Nonce vs salt vs IV: avoiding the three-way confusion
People throw three words around in security writeups as if they meant the same thing. Salt. Nonce. IV. They are not synonyms.
Salt belongs to password hashing. You take a per-user random value, mix it into the hash, and now precomputed rainbow tables for "password123" stop working against your database. A salt sits in plaintext next to the hash. Nobody hides it. Two users sharing a salt is awkward; it lets an attacker who cracks one cracked their twin too. It is not the end of the world.
Nonce belongs to messaging and signatures. Per-message in symmetric encryption. Per-signature in ECDSA. AEAD ciphers like AES-GCM expose the nonce in the clear, the way a salt sits next to a hash. ECDSA hides it, treats it as a secret, and demands fresh randomness each time. Either way, collisions are not awkward. They are fatal. The whole guarantee, gone.
IV — short for initialization vector — is the legacy name for what newer specs call a nonce. CBC and CTR modes used the word for years. Modern AEAD documentation switched, mostly because "vector" sounded like math homework and people kept reusing them. "Nonce" leans harder on the rule.

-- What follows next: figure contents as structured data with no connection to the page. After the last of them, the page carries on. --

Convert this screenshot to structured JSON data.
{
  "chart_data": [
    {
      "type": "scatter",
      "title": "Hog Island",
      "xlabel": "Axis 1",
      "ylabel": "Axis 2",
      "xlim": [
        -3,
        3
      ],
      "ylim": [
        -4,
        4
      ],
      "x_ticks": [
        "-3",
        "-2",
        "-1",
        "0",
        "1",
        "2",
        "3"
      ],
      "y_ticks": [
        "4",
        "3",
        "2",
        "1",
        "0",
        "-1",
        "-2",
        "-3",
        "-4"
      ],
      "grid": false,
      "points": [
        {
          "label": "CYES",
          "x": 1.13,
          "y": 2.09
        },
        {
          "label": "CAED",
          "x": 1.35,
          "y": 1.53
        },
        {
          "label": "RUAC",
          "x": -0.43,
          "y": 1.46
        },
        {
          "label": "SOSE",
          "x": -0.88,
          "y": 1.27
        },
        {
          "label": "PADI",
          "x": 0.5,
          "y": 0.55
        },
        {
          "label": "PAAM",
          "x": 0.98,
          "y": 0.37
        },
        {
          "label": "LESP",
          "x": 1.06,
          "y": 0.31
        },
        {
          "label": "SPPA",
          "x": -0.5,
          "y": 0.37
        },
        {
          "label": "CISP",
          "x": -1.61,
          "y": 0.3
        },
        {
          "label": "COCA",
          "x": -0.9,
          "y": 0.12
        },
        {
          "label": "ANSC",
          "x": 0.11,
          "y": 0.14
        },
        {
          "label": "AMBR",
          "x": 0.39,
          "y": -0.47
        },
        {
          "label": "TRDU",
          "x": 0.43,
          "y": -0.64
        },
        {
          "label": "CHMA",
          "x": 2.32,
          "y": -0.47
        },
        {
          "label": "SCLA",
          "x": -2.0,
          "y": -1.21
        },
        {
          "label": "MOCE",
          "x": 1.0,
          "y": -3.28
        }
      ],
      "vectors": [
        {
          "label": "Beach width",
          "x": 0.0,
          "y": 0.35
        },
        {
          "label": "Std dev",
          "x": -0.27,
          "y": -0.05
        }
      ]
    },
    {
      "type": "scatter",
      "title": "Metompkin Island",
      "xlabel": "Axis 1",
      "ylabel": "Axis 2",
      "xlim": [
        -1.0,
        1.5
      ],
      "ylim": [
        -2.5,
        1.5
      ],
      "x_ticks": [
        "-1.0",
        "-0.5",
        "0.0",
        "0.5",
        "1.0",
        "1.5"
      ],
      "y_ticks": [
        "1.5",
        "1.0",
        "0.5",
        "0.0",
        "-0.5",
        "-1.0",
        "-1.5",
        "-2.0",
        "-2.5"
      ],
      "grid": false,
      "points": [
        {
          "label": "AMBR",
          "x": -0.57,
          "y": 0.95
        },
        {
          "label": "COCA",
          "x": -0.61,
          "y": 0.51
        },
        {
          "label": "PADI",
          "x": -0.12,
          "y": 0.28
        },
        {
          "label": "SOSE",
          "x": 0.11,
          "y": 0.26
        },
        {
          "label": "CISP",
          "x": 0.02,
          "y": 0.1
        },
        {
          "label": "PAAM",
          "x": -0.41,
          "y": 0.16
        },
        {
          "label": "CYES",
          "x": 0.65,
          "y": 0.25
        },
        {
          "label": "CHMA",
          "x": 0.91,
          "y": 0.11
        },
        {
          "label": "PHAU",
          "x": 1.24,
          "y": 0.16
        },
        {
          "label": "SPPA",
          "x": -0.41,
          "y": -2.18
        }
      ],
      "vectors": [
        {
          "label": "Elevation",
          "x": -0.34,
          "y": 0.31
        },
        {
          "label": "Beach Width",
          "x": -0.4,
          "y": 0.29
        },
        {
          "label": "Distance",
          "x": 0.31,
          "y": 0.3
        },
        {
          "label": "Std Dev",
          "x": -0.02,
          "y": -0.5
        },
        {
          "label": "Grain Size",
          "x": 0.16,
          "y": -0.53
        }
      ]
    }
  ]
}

Need one rule that fits on a sticky note? A salt protects a secret you are storing. A nonce protects a secret you are sending.
Why the nonce matters beyond bitcoin mining trivia
A nonce is a small object. Thirty-two bits in Bitcoin. A counter in Ethereum. Twelve bytes in AES-GCM. It carries a disproportionate weight for its size. For ordinary users, every stuck Ethereum transaction, every TLS handshake to a banking site, every signature a hardware wallet produces depends on a nonce being handled correctly. For developers, nonce mishandling is the most common entry point for catastrophic bugs in custom cryptographic code. The PS3 incident was an extreme case, but the same failure mode keeps appearing in newer wallet SDKs and backup tools. For Bitcoin's economics, the 32-bit nonce combined with the extra-nonce mechanic is what made ASIC mining a fair lottery in the first place. One of Satoshi's most consequential design choices, hidden in plain sight inside an unremarkable header field.
A nonce is the thing that says this happened once, in this order, exactly this way. Strip it out, and every system that depends on uniqueness collapses into something an attacker can rebuild on the cheap. Consensus breaks. Replay protection vanishes. Encryption leaks. Signatures forge.